A shaman, or medicine man, in a village of river people (“ribereños”) of mixed European and indigenous ancestry gives all of us a blessing, chanting and blowing smoke above our heads. He also shows us four bottles of potions, one the famous “ayahuasca,” a hallucinogenic brew that both Allen Ginsberg and William Burroughs experienced.

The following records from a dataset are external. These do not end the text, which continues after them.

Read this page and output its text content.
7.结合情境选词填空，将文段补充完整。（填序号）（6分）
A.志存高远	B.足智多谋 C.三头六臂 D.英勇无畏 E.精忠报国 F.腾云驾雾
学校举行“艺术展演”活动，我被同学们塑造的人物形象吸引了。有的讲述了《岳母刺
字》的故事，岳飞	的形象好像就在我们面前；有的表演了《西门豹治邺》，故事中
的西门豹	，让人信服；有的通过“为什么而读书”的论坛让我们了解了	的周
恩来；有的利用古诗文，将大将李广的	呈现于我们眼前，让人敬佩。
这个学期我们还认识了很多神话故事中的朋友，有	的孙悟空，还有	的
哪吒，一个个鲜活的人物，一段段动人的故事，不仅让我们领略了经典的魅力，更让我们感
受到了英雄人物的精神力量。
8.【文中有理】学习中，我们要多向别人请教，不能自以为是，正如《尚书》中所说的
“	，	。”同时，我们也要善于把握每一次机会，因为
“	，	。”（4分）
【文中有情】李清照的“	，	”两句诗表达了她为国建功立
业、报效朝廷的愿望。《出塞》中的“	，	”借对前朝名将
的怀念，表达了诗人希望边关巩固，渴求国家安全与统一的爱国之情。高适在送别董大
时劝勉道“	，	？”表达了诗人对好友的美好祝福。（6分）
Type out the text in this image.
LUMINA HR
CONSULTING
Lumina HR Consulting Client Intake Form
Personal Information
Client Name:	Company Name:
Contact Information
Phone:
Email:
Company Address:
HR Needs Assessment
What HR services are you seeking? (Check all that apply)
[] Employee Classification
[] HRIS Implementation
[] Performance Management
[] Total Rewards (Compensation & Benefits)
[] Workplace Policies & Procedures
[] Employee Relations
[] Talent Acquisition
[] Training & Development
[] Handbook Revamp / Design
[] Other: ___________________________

Ribereños fish and farm yucca, plantains, bananas, breadfruit and other tropical fruits, and live in palm thatched-roof huts along the Amazon. In one village, we donate school supplies and see the water-treatment plant built by International Expeditions so villagers will have pure water, both for health reasons and to reduce the incentive for logging by encouraging them to make more foods to sell.
On our last day on the Amazon, we glimpse a family of capybaras, who resemble goofy-looking hamsters over a yard long, swimming and hanging out in the jungle.
Some nights on our riverboat, a sunset streaks the sky with pink, orange and purple, stretching across the limitless horizon. Not one thing created by man fills the vast sky.
I spend my downtime reading a book on our recommended reading list, “Tales of a Shaman’s Apprentice,” by Mark Plotkin, an ethnobotanist who studied healing plants in the Amazon. I’d once met the author at a talk in the United States where he described the work of the Amazon Conservation Team, a U.S.-based nonprofit he now heads. The group has set up shaman’s apprentice programs to pass on medicinal plant wisdom from native healers before it dies out, and teaches tribes to map the Amazon jungle using GPS technology to protect against deforestation and help in securing their land rights.
“People often ask how I can deal with the heat, mosquitoes and corruption in some South American countries,” Plotkin said. “I remind them I grew up in New Orleans.”
On our final night, we watch a photo presentation of all the birds we’ve seen. We’ve traveled 700 miles and seen 142 bird species. The memories are countless.